Prior studies have attempted to provide this assessment, but none have fully accounted for the introduction of illicitly manufactured fentanyl. However, the rapid spread of fentanyl in illicit drug markets has dramatically increased overdose deaths. As fentanyl spread throughout the nation, the overdose fatality rate involving synthetic opioids other than methadone, which includes fentanyl, increased from 1.8 per 100,000 people in 2014 to 21.8 in 2021, a 1,100 percent increase. However, fentanyl did not saturate each state’s illicit drug market at the same time. Beginning in 2013, it spread from east to west and reached Oregon in the first half of 2021—around the same time as when M110 became effective on February 1, 2021.

Our study attempts to disentangle the effects of decriminalization on fatal overdoses from the rapid spread of fentanyl. We compared fatal overdose rates in Oregon with those in all other states and Washington, DC, (except Washington State) after accounting for the gradual spread of fentanyl across the nation. Our study models what Oregon’s overdose rate would have looked like in 2021 and 2022 had decriminalization not occurred using data from 2008 to 2022. Mortality data came from the Centers for Disease Control and Prevention, and data on the composition of illicit drug supplies in each state came from the National Forensic Laboratory Information System, which reports the percentage of drug seizures that were for fentanyl or related substances in each state.

Our research finds a positive association between decriminalization and fatal overdose rates in Oregon before accounting for the introduction of fentanyl. However, accounting for fentanyl eliminates this positive association and suggests that M110 may have had no effect on fatal overdoses. Specifically, our estimates indicate that M110 may have caused as many as 289 fewer deaths or as many as 117 excess deaths in Oregon in 2021 and 2022; our findings allow us to rule out larger effects in either direction.

It is important to consider whether decriminalization itself increased the supply of illicit fentanyl by altering the incentives of suppliers or users. However, our findings reveal that the four states bordering Oregon (Washington, Idaho, Nevada, and California) experienced a surge in fentanyl during the same period as Oregon. This suggests that the introduction of fentanyl into Oregon’s illicit drug supply would have happened regardless of M110.

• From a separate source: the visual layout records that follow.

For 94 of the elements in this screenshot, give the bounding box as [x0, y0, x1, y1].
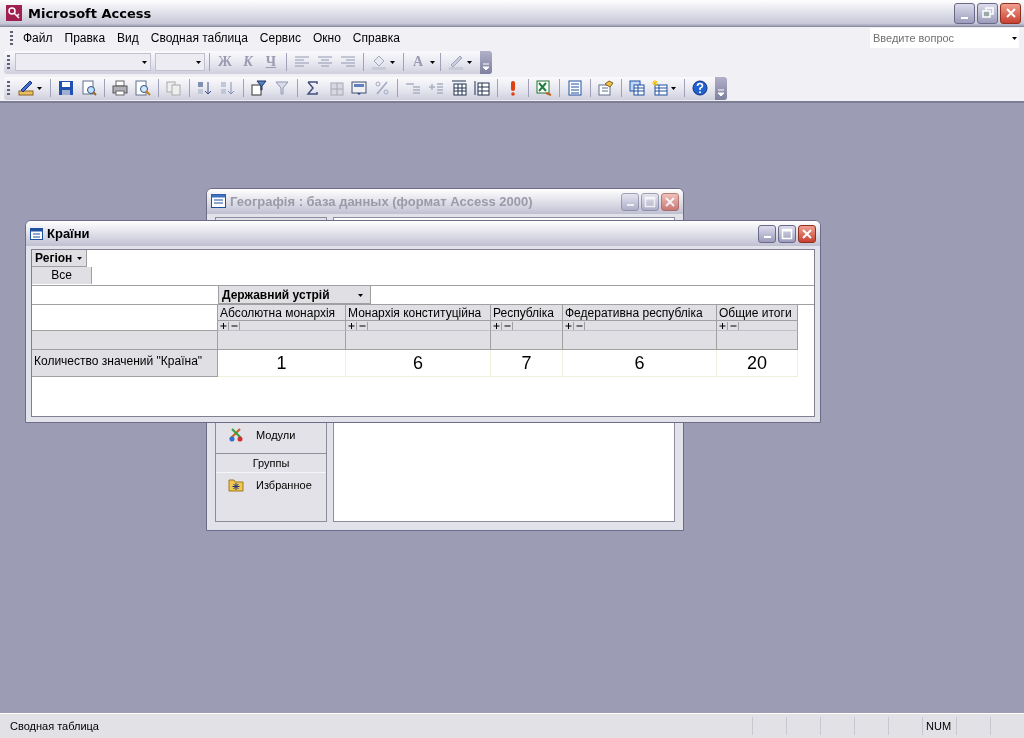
spreadsheet-icon: [536, 80, 552, 96]
magnifier-page-icon: [81, 80, 97, 96]
percent-icon: [374, 80, 390, 96]
minimize-icon: [961, 16, 968, 19]
sort-descending-icon: [220, 80, 236, 96]
grid-plus-icon: [328, 80, 344, 96]
sigma-icon: [305, 80, 321, 96]
toolbar-options-button[interactable]: [480, 50, 492, 74]
page-magnifier-icon: [135, 80, 151, 96]
printer-icon: [112, 80, 128, 96]
minimize-icon: [763, 235, 771, 238]
filter-field-button[interactable]: Регіон: [32, 250, 88, 267]
database-window-icon: [211, 193, 227, 210]
tools-icon: [228, 427, 244, 443]
new-table-icon: [652, 80, 668, 96]
caret-icon: [429, 59, 436, 65]
menu-item[interactable]: Справка: [346, 29, 406, 47]
close-icon: [1003, 6, 1018, 20]
window-title: Географія : база данных (формат Access 2000): [230, 194, 534, 209]
paint-bucket-icon: [371, 54, 387, 70]
menu-item[interactable]: Правка: [58, 29, 112, 47]
minimize-button[interactable]: [621, 192, 639, 211]
pencil-ruler-icon: [18, 80, 34, 96]
close-icon: [663, 194, 677, 209]
filter-value[interactable]: Все: [32, 267, 92, 284]
list-icon: [567, 80, 583, 96]
minimize-icon: [626, 203, 634, 206]
outdent-lines-icon: [405, 80, 421, 96]
form-icon: [30, 226, 44, 241]
column-field-button[interactable]: Державний устрій: [218, 286, 371, 304]
group-item[interactable]: Избранное: [216, 473, 326, 497]
table-cell: 7: [491, 350, 563, 377]
funnel-icon: [274, 80, 290, 96]
column-header[interactable]: Общие итоги: [717, 305, 798, 321]
font-field[interactable]: [15, 53, 151, 71]
brush-line-icon: [448, 54, 464, 70]
table-cell: 6: [346, 350, 491, 377]
caret-icon: [76, 255, 84, 261]
caret-icon: [389, 59, 396, 65]
column-header[interactable]: Республіка: [491, 305, 563, 321]
restore-icon: [980, 6, 995, 20]
indent-lines-icon: [428, 80, 444, 96]
key-icon: [6, 5, 22, 21]
menu-item[interactable]: Вид: [111, 29, 145, 47]
column-header[interactable]: Федеративна республіка: [563, 305, 717, 321]
close-button[interactable]: [661, 192, 679, 211]
caret-icon: [141, 59, 148, 65]
close-button[interactable]: [798, 224, 816, 243]
groups-header[interactable]: Группы: [216, 453, 326, 473]
column-header[interactable]: Монархія конституційна: [346, 305, 491, 321]
help-search-field[interactable]: Введите вопрос: [870, 28, 1019, 48]
sort-ascending-icon: [197, 80, 213, 96]
window-title: Країни: [47, 226, 91, 241]
status-text: Сводная таблица: [10, 720, 100, 732]
table-cell: 6: [563, 350, 717, 377]
restore-button[interactable]: [977, 2, 998, 24]
tables-icon: [629, 80, 645, 96]
align-left-icon: [294, 54, 310, 70]
status-indicator: NUM: [922, 717, 956, 735]
caret-icon: [195, 59, 202, 65]
menu-item[interactable]: Сервис: [253, 29, 307, 47]
row-header: Количество значений "Країна": [32, 350, 218, 377]
column-header[interactable]: Абсолютна монархія: [218, 305, 346, 321]
close-button[interactable]: [1000, 2, 1021, 24]
maximize-button[interactable]: [778, 224, 796, 243]
menu-item[interactable]: Сводная таблица: [144, 29, 254, 47]
object-item[interactable]: Модули: [216, 423, 326, 447]
caret-icon: [670, 85, 677, 91]
table-cell: 20: [717, 350, 798, 377]
window-title: Microsoft Access: [28, 5, 153, 21]
close-icon: [800, 226, 814, 241]
caret-icon: [1011, 35, 1018, 41]
minimize-button[interactable]: [758, 224, 776, 243]
funnel-list-icon: [251, 80, 267, 96]
maximize-icon: [643, 194, 657, 209]
table-cell: 1: [218, 350, 346, 377]
maximize-button[interactable]: [641, 192, 659, 211]
align-right-icon: [340, 54, 356, 70]
calculator-icon: [351, 80, 367, 96]
caret-icon: [36, 85, 43, 91]
menu-item[interactable]: Файл: [17, 29, 59, 47]
toolbar-options-button[interactable]: [715, 76, 727, 100]
caret-icon: [357, 291, 364, 298]
help-icon: [692, 80, 708, 96]
chevron-icon: [717, 88, 725, 97]
maximize-icon: [780, 226, 794, 241]
chevron-icon: [482, 62, 490, 71]
copy-icon: [166, 80, 182, 96]
caret-icon: [466, 59, 473, 65]
align-center-icon: [317, 54, 333, 70]
star-folder-icon: [228, 477, 244, 493]
font-size-field[interactable]: [155, 53, 205, 71]
menu-item[interactable]: Окно: [306, 29, 347, 47]
minimize-button[interactable]: [954, 2, 975, 24]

We did not include Washington State in the comparison group because its supreme court effectively decriminalized drug possession for four months between February 2021 (when it struck down the state’s drug possession law) and July 2021, when misdemeanor recriminalization took effect. Instead, we analyzed the effect of decriminalization in Washington. Similar to Oregon, our findings suggest that decriminalization was positively associated with fatal overdoses before accounting for the introduction of fentanyl, and the association disappears after accounting for fentanyl. Additionally, we found that recriminalization of drug possession in Washington was not associated with reductions in overdose deaths. Rather, fatal overdose rates accelerated in the months after recriminalization. This suggests that Oregon’s recriminalization may not reduce the overdose rate, given the presence of fentanyl in the state’s illicit drug market.

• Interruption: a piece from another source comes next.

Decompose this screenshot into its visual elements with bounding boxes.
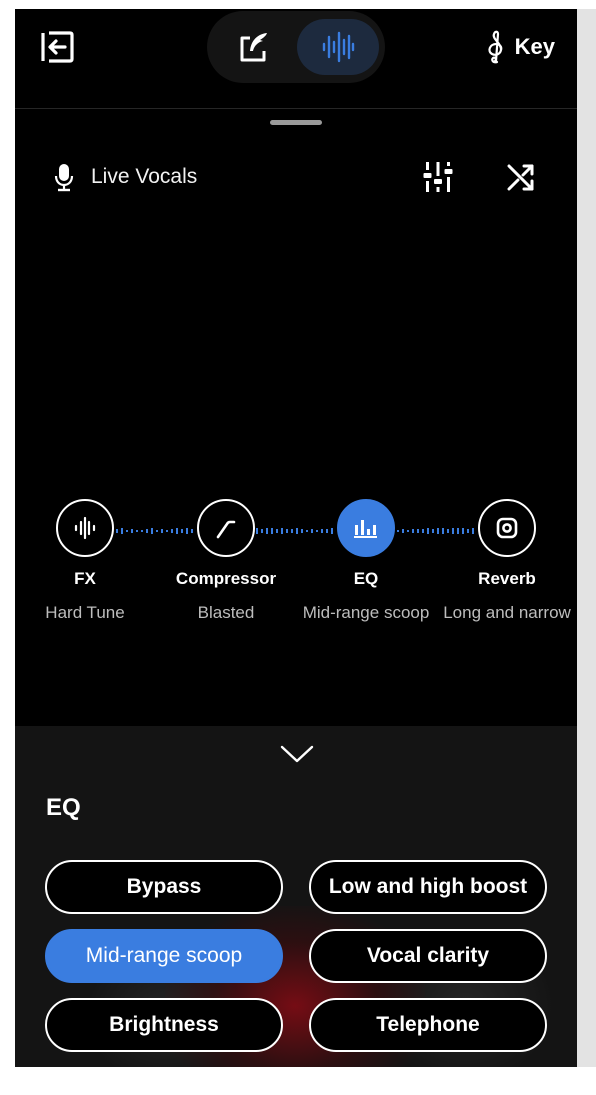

Our study is the first, to our knowledge, to evaluate the effect of M110 on fatal overdoses while accounting for the introduction of fentanyl in Oregon’s illicit drug market. Our findings suggest that the increase in the state’s fatal drug overdose rate after the implementation of M110 should not be attributed to drug decriminalization. Instead, the state’s contemporaneous transition to a fentanyl-based illicit drug market is a more plausible explanation.

Note
This research brief is based on Michael J. Zoorob et al., “Drug Decriminalization, Fentanyl, and Fatal Overdoses in Oregon,” Jama Network Open 7, no. 9 (September 2024): e2431612.